As we can see in above syntax we defined a normal function multiply which have three arguments we pass less arguments (two). we can see it does not throw an exception that is partially applied function.
Example:




// Scala program of Partially
// applied functions
  
// Creating object
object Applied
{
  
    // Main method
    def main(args: Array[String])
    {
  
        // Creating a Partially applied
        // function
        def Book(discount: Double, costprice: Double) 
        : Double =
        {
  
            (1 - discount/100) * costprice
  
        }
  
        // Applying only one argument
        val discountedPrice = Book(25, _: Double)
  
        // Displays discounted price
        // of the book
        println(discountedPrice(400))
  
    }
}
Output:
300.0

Here, the discount is passed in the argument and costprice part is left empty which can be passed later when required so, the discounted price can be calculated any number of times.

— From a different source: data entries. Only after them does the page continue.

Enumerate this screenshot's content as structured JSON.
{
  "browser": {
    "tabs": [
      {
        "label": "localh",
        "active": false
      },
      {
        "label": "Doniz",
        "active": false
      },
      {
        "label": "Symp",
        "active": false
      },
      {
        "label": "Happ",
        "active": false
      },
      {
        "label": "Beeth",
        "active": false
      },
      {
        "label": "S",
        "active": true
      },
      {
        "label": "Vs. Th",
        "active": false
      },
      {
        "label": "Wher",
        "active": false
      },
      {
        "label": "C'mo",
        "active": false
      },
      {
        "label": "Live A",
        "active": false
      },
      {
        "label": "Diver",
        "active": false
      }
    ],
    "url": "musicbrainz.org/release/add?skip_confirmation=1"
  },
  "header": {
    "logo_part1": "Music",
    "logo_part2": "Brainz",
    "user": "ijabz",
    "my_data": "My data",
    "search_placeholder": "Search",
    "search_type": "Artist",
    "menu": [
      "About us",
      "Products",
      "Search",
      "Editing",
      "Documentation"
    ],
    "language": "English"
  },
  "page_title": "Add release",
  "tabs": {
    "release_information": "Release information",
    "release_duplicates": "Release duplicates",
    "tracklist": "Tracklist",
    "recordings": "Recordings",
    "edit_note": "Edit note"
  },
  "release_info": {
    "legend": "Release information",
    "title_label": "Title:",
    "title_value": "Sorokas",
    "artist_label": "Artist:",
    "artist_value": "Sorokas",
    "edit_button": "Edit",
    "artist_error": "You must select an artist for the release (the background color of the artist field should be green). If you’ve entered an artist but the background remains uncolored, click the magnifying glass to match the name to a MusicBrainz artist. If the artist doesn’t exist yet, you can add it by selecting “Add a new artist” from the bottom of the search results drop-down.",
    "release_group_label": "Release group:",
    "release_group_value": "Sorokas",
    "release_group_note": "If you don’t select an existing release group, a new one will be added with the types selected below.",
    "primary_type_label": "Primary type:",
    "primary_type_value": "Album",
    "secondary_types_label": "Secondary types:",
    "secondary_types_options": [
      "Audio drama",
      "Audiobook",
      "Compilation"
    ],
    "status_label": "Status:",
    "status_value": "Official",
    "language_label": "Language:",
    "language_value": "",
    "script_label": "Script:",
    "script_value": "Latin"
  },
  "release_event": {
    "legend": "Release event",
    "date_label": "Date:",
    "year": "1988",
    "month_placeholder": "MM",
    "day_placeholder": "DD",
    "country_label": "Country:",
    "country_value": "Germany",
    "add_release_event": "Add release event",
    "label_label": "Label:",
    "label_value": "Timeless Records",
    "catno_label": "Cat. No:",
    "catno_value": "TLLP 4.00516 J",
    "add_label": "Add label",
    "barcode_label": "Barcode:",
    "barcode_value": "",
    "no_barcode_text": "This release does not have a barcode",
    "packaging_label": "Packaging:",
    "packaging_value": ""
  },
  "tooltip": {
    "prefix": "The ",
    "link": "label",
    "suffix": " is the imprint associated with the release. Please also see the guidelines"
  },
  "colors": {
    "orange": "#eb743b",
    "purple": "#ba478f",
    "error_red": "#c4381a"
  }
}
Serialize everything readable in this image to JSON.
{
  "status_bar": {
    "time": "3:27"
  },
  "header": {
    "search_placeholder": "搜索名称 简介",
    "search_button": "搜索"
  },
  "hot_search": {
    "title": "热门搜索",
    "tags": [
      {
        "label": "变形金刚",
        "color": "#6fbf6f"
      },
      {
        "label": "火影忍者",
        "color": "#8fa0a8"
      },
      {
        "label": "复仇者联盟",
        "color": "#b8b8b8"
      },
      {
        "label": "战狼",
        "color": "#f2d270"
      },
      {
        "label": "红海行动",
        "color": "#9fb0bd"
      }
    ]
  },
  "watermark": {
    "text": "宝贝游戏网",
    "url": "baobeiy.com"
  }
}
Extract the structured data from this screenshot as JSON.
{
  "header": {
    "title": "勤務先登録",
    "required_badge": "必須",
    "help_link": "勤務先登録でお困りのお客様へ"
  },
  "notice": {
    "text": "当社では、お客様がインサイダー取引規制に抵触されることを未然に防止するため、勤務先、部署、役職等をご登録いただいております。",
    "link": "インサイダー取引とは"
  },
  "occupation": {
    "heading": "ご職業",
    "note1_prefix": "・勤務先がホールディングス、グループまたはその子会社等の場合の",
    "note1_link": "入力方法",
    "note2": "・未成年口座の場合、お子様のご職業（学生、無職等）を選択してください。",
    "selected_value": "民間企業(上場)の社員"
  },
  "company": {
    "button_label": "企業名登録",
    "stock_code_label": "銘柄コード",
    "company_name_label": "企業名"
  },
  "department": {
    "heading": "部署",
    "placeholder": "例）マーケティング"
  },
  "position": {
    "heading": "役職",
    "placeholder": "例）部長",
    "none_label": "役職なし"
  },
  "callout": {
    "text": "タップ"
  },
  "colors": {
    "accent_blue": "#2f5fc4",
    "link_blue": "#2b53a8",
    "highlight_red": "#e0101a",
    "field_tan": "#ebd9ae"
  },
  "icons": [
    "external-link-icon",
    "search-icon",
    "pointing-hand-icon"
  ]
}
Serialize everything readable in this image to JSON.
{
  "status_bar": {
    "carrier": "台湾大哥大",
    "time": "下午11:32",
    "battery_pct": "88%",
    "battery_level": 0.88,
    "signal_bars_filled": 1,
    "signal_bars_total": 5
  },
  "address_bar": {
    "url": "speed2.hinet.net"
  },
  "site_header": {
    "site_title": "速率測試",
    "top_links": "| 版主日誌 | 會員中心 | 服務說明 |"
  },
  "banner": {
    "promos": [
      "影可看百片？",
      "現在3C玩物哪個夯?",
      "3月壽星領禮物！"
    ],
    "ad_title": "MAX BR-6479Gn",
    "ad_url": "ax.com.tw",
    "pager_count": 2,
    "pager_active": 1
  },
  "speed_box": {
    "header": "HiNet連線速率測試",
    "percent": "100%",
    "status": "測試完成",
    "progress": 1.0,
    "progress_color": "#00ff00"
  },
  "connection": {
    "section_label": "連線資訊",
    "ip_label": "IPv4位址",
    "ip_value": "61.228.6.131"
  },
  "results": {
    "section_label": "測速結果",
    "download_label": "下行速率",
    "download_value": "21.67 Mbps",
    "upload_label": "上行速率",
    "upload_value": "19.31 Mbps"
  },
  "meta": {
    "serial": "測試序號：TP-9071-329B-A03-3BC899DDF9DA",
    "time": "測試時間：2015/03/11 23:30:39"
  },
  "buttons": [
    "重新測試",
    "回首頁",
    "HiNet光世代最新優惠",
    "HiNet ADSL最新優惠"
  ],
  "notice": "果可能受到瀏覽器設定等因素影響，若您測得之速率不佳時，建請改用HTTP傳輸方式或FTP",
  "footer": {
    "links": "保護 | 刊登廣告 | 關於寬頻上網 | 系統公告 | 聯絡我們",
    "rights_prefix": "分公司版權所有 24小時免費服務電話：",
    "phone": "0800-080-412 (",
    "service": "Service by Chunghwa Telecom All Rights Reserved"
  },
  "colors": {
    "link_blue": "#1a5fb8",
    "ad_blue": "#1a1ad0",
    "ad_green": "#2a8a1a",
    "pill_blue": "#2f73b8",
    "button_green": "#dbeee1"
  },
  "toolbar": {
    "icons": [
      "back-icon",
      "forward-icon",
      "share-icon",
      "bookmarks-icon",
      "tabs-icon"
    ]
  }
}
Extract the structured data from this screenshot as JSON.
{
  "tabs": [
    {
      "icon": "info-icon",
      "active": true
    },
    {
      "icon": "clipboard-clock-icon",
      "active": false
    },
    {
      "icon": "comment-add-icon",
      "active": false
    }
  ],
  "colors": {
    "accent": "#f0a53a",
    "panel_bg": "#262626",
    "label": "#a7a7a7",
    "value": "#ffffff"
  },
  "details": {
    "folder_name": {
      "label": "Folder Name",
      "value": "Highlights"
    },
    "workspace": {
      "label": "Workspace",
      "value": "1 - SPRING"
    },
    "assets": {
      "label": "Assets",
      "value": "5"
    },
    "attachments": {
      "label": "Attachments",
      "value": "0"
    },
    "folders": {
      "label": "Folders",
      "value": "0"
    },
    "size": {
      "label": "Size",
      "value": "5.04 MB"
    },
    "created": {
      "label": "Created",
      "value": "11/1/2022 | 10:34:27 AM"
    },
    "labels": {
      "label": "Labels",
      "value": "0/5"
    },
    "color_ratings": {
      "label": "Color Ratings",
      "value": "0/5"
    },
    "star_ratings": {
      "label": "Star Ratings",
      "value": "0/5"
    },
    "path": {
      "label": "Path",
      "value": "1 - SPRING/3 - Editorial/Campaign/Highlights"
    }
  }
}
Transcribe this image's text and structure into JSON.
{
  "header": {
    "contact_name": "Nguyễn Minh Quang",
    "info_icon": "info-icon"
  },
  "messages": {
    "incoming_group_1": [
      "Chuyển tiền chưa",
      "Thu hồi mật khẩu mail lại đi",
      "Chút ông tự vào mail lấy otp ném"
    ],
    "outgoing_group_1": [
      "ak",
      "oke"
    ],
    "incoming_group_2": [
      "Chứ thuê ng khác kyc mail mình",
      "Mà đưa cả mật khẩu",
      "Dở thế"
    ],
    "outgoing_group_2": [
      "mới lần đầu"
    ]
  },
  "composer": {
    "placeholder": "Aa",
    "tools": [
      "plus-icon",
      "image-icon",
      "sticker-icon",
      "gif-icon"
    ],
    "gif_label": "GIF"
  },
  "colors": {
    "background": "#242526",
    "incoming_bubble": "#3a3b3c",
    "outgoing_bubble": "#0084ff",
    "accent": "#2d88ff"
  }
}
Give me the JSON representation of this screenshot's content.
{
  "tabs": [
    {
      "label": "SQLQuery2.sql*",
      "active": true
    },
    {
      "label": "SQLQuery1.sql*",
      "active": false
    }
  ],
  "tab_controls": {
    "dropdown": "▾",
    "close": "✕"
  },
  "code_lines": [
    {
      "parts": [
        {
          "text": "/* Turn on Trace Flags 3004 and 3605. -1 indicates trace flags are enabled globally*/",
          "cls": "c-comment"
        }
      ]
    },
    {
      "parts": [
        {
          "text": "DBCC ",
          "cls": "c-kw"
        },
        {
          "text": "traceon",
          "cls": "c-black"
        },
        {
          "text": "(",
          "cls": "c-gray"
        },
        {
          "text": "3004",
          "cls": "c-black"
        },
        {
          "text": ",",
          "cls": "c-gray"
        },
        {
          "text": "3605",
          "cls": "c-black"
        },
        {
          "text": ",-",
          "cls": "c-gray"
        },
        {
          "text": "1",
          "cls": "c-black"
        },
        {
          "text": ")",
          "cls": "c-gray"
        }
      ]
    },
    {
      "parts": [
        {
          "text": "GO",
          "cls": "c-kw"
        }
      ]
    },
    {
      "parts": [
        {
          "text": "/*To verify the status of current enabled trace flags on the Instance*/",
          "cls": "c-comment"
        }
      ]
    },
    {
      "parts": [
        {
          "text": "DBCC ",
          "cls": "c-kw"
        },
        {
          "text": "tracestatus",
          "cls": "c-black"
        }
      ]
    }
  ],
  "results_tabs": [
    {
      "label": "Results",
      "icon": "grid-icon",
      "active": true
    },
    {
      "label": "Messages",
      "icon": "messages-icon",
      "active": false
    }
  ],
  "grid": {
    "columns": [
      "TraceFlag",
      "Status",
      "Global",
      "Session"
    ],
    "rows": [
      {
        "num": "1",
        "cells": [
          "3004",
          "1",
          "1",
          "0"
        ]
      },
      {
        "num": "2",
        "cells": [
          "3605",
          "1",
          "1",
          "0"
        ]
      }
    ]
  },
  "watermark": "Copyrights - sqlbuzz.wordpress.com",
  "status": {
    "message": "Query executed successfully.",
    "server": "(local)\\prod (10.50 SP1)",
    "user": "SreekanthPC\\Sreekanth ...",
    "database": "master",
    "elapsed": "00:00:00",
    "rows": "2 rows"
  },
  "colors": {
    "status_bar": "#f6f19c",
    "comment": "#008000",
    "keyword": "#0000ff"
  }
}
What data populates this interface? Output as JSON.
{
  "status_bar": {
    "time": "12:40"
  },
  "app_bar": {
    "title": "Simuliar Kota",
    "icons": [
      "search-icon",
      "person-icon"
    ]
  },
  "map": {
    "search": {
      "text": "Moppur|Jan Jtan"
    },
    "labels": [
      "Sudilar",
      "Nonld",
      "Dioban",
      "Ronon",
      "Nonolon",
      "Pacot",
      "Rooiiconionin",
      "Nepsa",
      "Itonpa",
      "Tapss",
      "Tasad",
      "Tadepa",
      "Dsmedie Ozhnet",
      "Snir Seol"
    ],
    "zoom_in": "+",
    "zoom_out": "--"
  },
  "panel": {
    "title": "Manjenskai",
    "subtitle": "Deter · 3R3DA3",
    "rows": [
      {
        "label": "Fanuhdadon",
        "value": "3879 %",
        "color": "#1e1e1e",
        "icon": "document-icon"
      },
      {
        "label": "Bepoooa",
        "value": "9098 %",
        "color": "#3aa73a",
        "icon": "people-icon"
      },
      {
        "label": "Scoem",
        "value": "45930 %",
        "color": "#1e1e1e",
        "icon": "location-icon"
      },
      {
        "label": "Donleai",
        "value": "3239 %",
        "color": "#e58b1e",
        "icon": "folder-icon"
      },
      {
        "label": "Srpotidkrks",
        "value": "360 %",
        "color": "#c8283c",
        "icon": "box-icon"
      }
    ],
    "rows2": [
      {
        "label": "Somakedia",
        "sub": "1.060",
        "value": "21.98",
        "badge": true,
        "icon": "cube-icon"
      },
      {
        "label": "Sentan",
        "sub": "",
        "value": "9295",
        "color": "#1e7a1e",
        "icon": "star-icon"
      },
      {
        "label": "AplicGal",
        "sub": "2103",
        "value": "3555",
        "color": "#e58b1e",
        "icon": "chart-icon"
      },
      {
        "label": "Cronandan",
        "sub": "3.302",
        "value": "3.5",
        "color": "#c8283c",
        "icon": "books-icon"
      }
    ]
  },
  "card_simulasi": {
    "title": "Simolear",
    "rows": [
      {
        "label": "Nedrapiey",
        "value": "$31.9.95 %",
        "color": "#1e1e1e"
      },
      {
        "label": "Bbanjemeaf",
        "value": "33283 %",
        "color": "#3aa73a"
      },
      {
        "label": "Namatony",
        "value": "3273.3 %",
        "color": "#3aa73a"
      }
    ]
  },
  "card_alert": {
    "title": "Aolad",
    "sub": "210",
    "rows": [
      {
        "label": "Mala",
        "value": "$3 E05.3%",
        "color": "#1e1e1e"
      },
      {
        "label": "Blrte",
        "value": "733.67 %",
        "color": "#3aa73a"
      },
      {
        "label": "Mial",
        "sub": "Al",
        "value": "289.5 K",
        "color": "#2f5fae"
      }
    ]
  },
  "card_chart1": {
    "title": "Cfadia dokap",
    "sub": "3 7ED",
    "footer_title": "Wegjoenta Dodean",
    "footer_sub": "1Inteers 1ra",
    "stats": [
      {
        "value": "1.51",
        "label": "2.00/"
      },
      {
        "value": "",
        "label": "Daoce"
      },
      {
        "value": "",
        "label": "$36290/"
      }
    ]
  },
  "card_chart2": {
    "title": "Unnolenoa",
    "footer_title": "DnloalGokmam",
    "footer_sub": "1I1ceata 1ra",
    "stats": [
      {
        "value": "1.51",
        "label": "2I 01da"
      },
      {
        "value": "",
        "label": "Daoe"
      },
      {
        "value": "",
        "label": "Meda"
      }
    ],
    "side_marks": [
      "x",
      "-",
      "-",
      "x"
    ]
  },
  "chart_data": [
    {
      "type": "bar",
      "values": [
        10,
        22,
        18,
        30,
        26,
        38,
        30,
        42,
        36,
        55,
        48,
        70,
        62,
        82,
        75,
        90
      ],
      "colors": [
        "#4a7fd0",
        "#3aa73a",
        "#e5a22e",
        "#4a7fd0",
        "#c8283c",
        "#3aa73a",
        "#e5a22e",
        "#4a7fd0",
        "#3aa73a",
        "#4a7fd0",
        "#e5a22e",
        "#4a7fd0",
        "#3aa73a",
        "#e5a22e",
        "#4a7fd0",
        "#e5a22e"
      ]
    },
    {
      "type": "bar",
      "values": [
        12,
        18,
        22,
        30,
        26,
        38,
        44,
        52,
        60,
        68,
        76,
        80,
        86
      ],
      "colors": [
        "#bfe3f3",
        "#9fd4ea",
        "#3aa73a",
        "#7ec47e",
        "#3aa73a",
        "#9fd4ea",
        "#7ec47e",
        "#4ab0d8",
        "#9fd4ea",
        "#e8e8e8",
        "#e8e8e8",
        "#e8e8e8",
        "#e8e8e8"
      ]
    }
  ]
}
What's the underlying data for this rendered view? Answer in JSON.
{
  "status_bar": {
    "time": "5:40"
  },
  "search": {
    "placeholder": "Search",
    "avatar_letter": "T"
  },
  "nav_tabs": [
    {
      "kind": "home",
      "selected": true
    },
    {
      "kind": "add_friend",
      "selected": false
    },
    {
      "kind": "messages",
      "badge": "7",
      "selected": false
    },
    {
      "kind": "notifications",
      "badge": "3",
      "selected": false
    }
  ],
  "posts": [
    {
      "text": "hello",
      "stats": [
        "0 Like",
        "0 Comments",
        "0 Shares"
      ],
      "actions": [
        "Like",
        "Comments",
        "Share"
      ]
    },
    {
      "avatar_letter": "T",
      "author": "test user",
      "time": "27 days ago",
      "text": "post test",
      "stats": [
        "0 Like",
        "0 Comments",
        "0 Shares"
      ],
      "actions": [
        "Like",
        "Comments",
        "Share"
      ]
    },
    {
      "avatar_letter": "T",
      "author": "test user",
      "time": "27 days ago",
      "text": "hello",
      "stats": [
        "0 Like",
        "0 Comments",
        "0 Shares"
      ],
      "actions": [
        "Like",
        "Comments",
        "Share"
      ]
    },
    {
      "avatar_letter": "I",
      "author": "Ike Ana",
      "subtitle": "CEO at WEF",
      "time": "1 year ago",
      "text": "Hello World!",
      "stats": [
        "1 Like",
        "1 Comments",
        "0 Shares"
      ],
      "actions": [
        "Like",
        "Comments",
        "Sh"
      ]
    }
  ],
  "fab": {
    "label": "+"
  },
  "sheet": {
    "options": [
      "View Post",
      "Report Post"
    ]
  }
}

Some more examples of Partially applied functions:

  1. A partially applied function can be obtained even when not applied on any of the arguments defined.
    Example:




    // Scala program of Partially
    // applied functions
      
    // Creating object
    object Applied
    {
      
        // Main method
        def main(args: Array[String])
        {
      
            // Creating a Partially applied
            // function
            def Mul(x: Double, y: Double)
            : Double =
            {
                x * y
            }
      
            // Not applying any argument
            val r = Mul _
      
            // Displays Multiplication
            println(r(9, 8))
        }
    }
    Output:
    72.0
    
  2. Partially applied functions can be utilized to replace any number of parameters.
    Example:




    // Scala program of Partially
    // applied functions
      
    // Creating object
    object Applied
    {
      
        // Main method
        def main(args: Array[String])
        {
      
            // Creating a Partially applied
            // function
            def Mul(x: Double, y: Double, z: Double)
            : Double =
            {
                x * y * z
            }
      
            // applying some arguments
            val r = Mul(7, 8, _ : Double)
      
            // Displays Multiplication
            println(r(10))
        }
    }
    Output:
    560.0
    
  3. Currying approach can be utilized in Partially applied functions to transmit a function with multiple arguments into multiple functions, where each function takes only one argument.
    Example:




    // Scala program of Partially
    // applied functions using
    // Currying approach
      
    // Creating object
    object curr
    {
      
        // Main method
        def main(args: Array[String])
        {
      
            // Creating a Partially applied
            // function
            def div(x: Double, y: Double) 
            : Double =
            {
                x / y
            }
      
            // applying currying approach 
            val m = (div _).curried
      
            // Displays division
            println(m(72)(9))
        }
    }
    Output:
    8.0
    

    Here, currying approach breaks the given function into two functions, where each function takes one parameter so, you need to pass one value for each of the functions and get the desired output.